REPORTAGE. Comme annoncé, le principal campement de clandestins de la ville du Pas-de-Calais a été démantelé. Résultat : 276 arrestations, dont une moitié de mineurs. Le récit, heure par heure.
2h35. Il fait nuit noire dans la « jungle » de Calais. Un grand feu de bois réchauffe les bénévoles venus apporter leur soutien aux migrants alors que le démantèlement du campement est annoncé pour l’aube.
3h20. Autour du feu, une dizaine d’Afghans décidés à ne pas dormir offre le thé. Pourquoi restent-ils alors que les forces de l’ordre doivent débarquer dans quelques heures ? Safioula, 16 ans, explique qu’il reste pour le passeport. « Mais c’est faux ! », s’irrite Sylvie Copyans de l’association Salam, qui explique qu’une rumeur a circulé ses derniers jours, promettant des papiers à ceux qui resteraient dans la jungle.

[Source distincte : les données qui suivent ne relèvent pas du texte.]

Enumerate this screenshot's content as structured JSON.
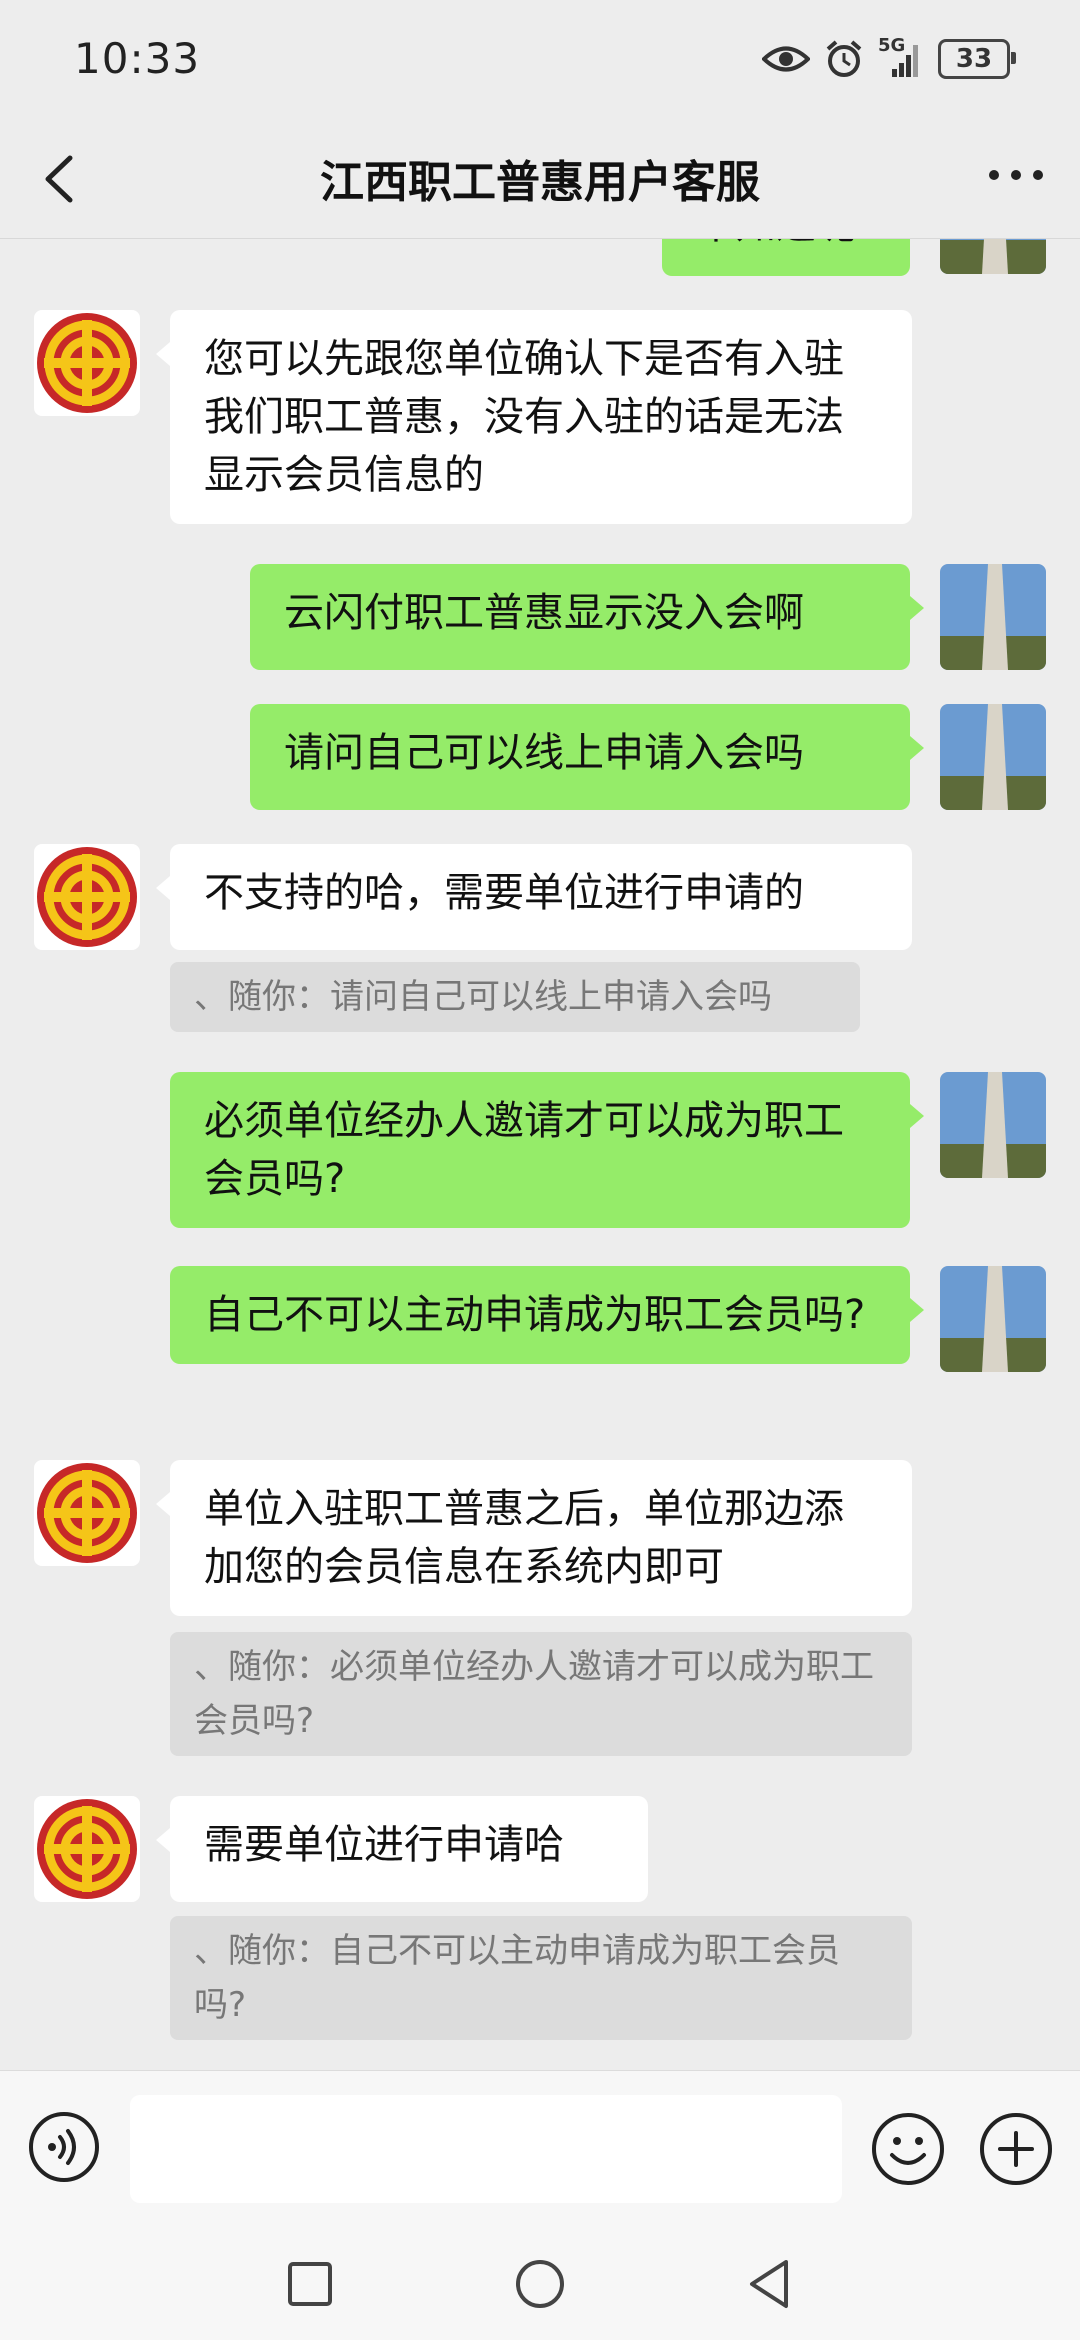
{
  "status_bar": {
    "time": "10:33",
    "network": "5G",
    "battery": "33"
  },
  "header": {
    "title": "江西职工普惠用户客服"
  },
  "messages": [
    {
      "from": "me",
      "text": "不知道呢"
    },
    {
      "from": "agent",
      "text": "您可以先跟您单位确认下是否有入驻我们职工普惠，没有入驻的话是无法显示会员信息的"
    },
    {
      "from": "me",
      "text": "云闪付职工普惠显示没入会啊"
    },
    {
      "from": "me",
      "text": "请问自己可以线上申请入会吗"
    },
    {
      "from": "agent",
      "text": "不支持的哈，需要单位进行申请的",
      "quote": "、随你：请问自己可以线上申请入会吗"
    },
    {
      "from": "me",
      "text": "必须单位经办人邀请才可以成为职工会员吗?"
    },
    {
      "from": "me",
      "text": "自己不可以主动申请成为职工会员吗?"
    },
    {
      "from": "agent",
      "text": "单位入驻职工普惠之后，单位那边添加您的会员信息在系统内即可",
      "quote": "、随你：必须单位经办人邀请才可以成为职工会员吗?"
    },
    {
      "from": "agent",
      "text": "需要单位进行申请哈",
      "quote": "、随你：自己不可以主动申请成为职工会员吗?"
    }
  ],
  "input": {
    "value": "",
    "placeholder": ""
  },
  "icons": {
    "back": "chevron-left-icon",
    "more": "more-dots-icon",
    "voice": "voice-icon",
    "emoji": "emoji-icon",
    "plus": "plus-icon",
    "nav_recent": "square-icon",
    "nav_home": "circle-icon",
    "nav_back": "triangle-back-icon"
  },
  "colors": {
    "sent_bubble": "#95ec69",
    "received_bubble": "#ffffff",
    "background": "#ededed",
    "logo_red": "#c62828",
    "logo_gold": "#f5c518"
  }
}
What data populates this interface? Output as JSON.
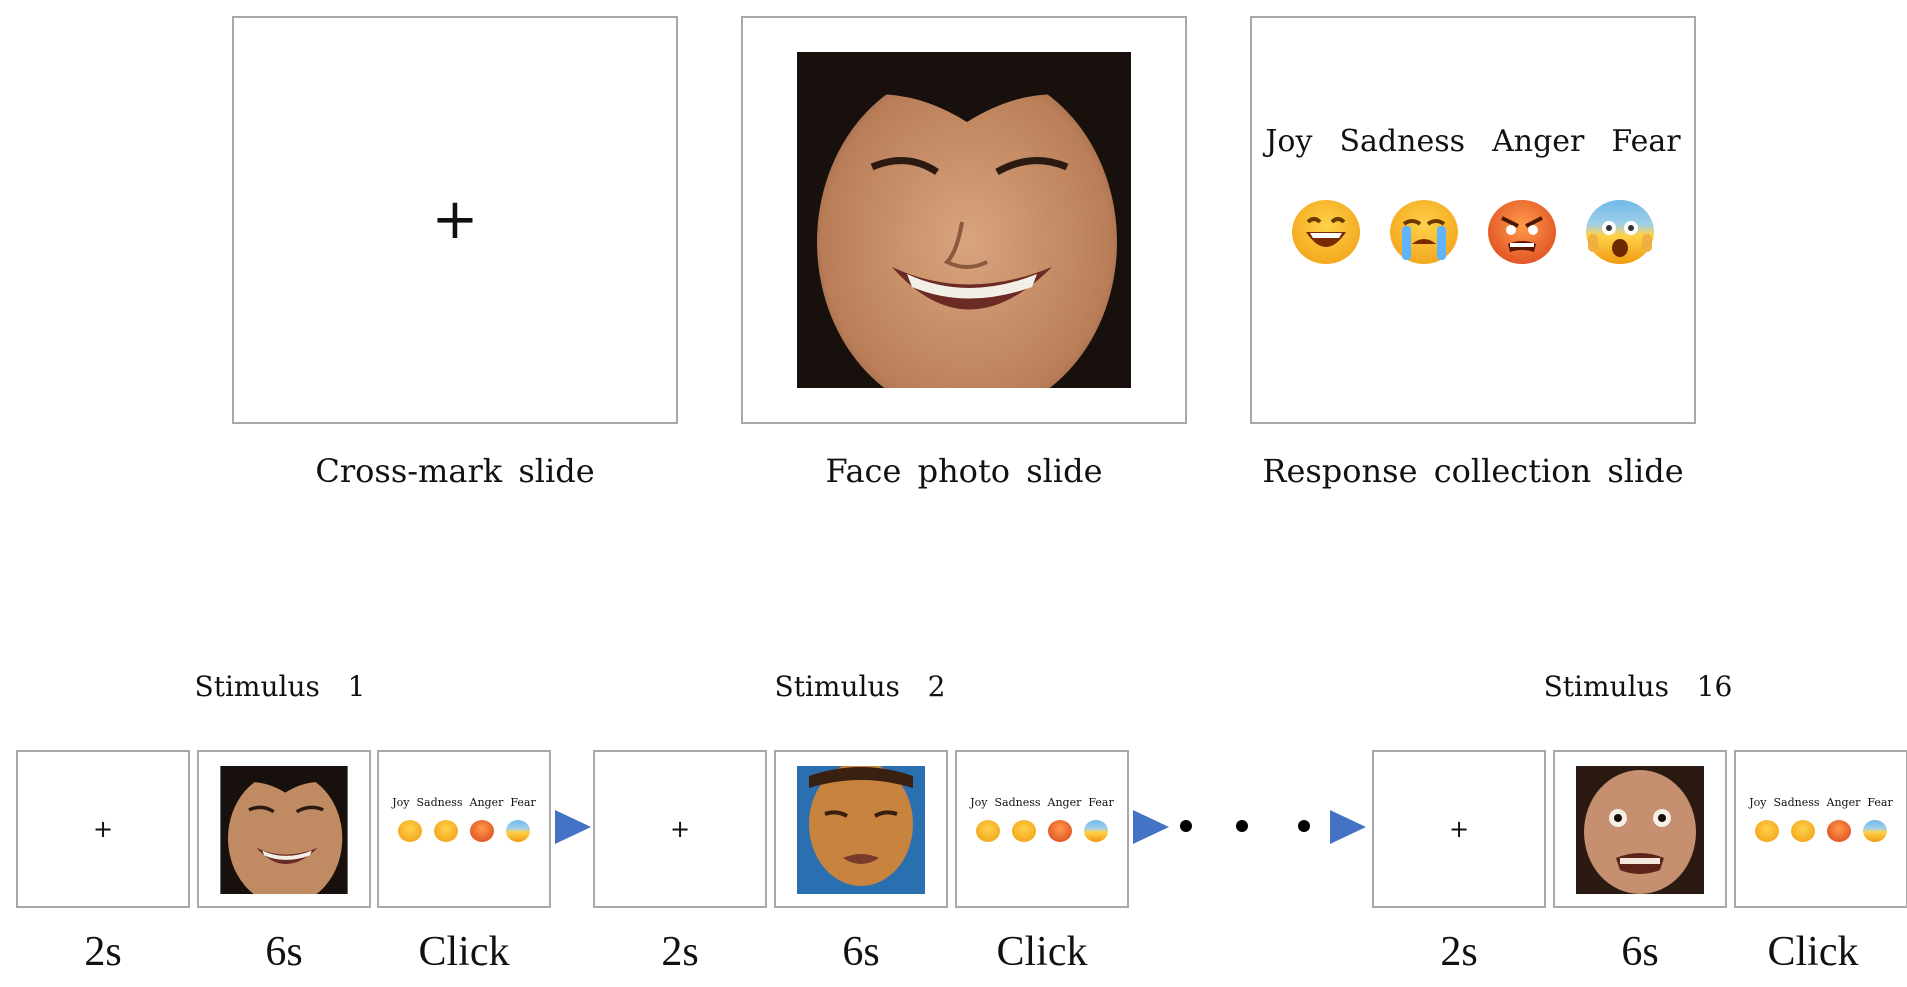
{
  "top_slides": [
    {
      "caption": "Cross-mark slide",
      "content": "+"
    },
    {
      "caption": "Face photo slide",
      "image": "smiling child face photo"
    },
    {
      "caption": "Response collection slide",
      "emotions": [
        "Joy",
        "Sadness",
        "Anger",
        "Fear"
      ]
    }
  ],
  "emotion_labels_line": "Joy  Sadness  Anger  Fear",
  "cross_symbol": "+",
  "emoji_icons": [
    "grinning-face-icon",
    "crying-face-icon",
    "angry-face-icon",
    "fearful-face-icon"
  ],
  "sequence": [
    {
      "stimulus_label": "Stimulus  1",
      "timings": [
        "2s",
        "6s",
        "Click"
      ]
    },
    {
      "stimulus_label": "Stimulus  2",
      "timings": [
        "2s",
        "6s",
        "Click"
      ]
    },
    {
      "stimulus_label": "Stimulus  16",
      "timings": [
        "2s",
        "6s",
        "Click"
      ]
    }
  ],
  "colors": {
    "arrow": "#4472c4",
    "slide_border": "#a8a8a8"
  }
}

4h20. Une cinquantaine de personnes se réchauffent autour du feu. Parmi eux, quatre jeunes filles d’une vingtaine d’années, bénévoles de Salam à Dunkerque. « Nous avons trois petites jungles là-bas, explique Jessica. Tous les deux mois, la police détruit tout au bulldozer, les migrants ne peuvent même pas récupérer leurs affaires. Ils sont arrêtés par la police et relâchés douze heures après ».